Ces derniers mois, les autorités chinoises ont également essayé de renforcer leur contrôle sur Internet, en censurant encore davantage certains sites Web, blogs et articles en ligne. Par exemple, un site Web diffusant des nouvelles sur Internet, www.ccztv.com, a été fermé en mars.

Peine de mort

Le 1er janvier 2007, la Cour populaire suprême (SPC) a officiellement repris son rôle de confirmation de toutes les condamnations à mort, mesure qu’Amnesty International a saluée, dans l’espoir qu’elle réduirait le nombre de personnes condamnées à mort et accélérerait les réformes du système judiciaire, pour qu’il se conforme davantage aux normes internationales pour un procès équitable.

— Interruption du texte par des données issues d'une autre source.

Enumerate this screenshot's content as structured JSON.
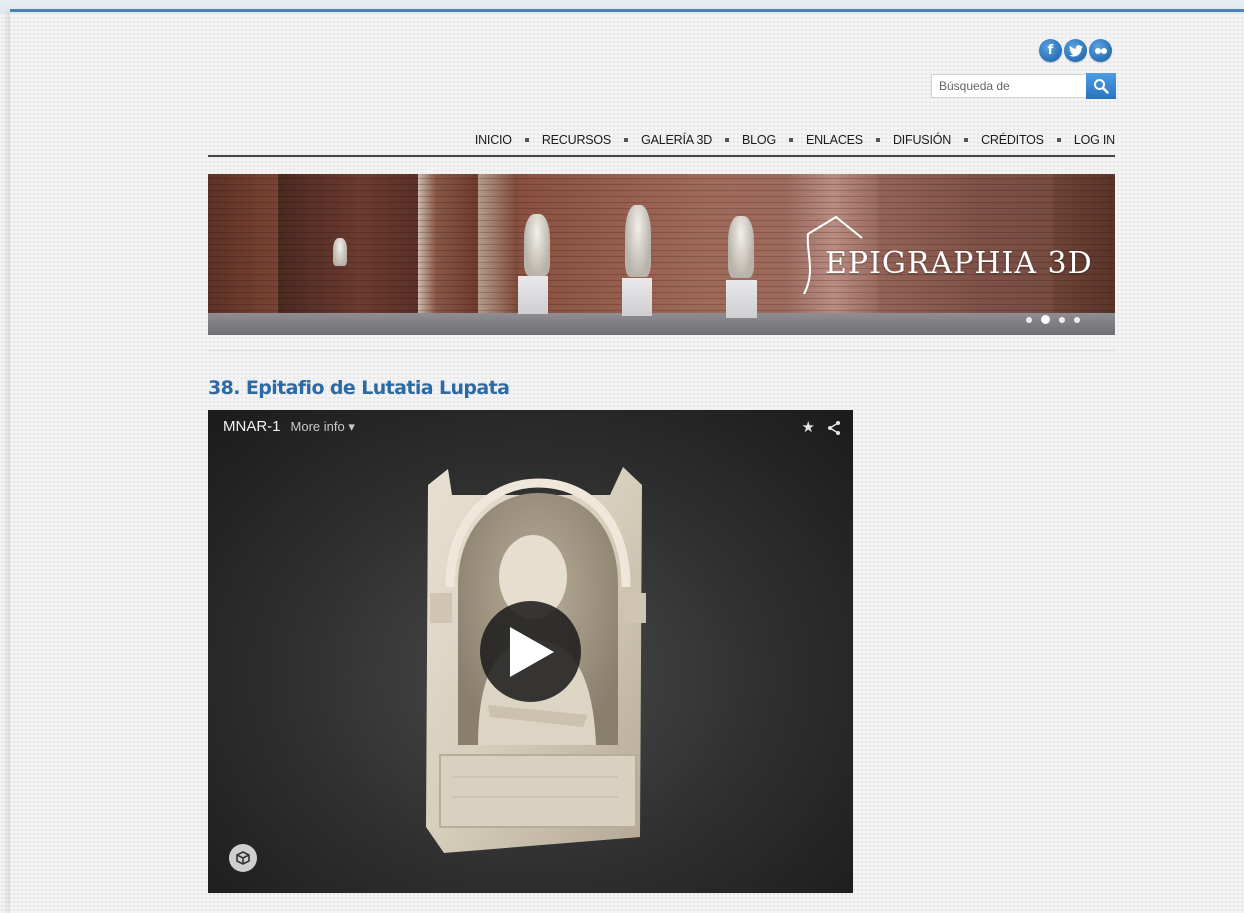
{
  "social": {
    "facebook": "f",
    "twitter": "twitter-icon",
    "flickr": "flickr-icon"
  },
  "search": {
    "placeholder": "Búsqueda de",
    "value": ""
  },
  "nav": {
    "items": [
      {
        "label": "INICIO"
      },
      {
        "label": "RECURSOS"
      },
      {
        "label": "GALERÍA 3D"
      },
      {
        "label": "BLOG"
      },
      {
        "label": "ENLACES"
      },
      {
        "label": "DIFUSIÓN"
      },
      {
        "label": "CRÉDITOS"
      },
      {
        "label": "LOG IN"
      }
    ]
  },
  "banner": {
    "logo_text": "EPIGRAPHIA 3D",
    "slide_count": 4,
    "active_slide": 2
  },
  "article": {
    "title": "38. Epitafio de Lutatia Lupata"
  },
  "viewer": {
    "model_name": "MNAR-1",
    "more_info": "More info",
    "more_info_caret": "▾",
    "star": "★",
    "share": "<"
  },
  "colors": {
    "accent": "#2d6aa3",
    "topbar": "#4f86b8",
    "social": "#2a6fb5"
  }
}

Malheureusement, le manque de transparence rend difficile l’évaluation de l’efficacité réelle de la SPC. Par exemple, l’agence de presse officielle Xinhua a signalé ce 19 mars que la SPC avait approuvé quatre condamnations à mort depuis le 1er janvier. Pourtant, Amnesty International, en surveillant les médias chinois, a relevé l’exécution d’au moins 13 autres personnes au cours de cette période : aucune d’elles n’appartient au groupe nommé par l’agence Xinhua. Amnesty International demande aux autorités chinoises de publier des détails supplémentaires sur les examens de la SPC, ainsi que des statistiques nationales complètes sur les condamnations à mort et les exécutions.

Détention sans procès

« Nous n’excluons pas la possibilité d’obliger tous les toxicomanes de la capitale à se libérer de leur accoutumance avant les Jeux olympiques ». Fu Zhenghua, directeur adjoint du Bureau de sécurité publique de Pékin.

Amnesty International continue de recevoir des informations faisant régulièrement état de personnes soumises à la « réhabilitation par le travail » ou d’autres formes de détention administrative imposées sans inculpation, procès ou examen judiciaire. Notre organisation craint que ces systèmes abusifs soient utilisés pour détenir les petits délinquants, les vagabonds, les toxicomanes et autres, afin de « nettoyer » Pékin en prévision des Jeux olympiques.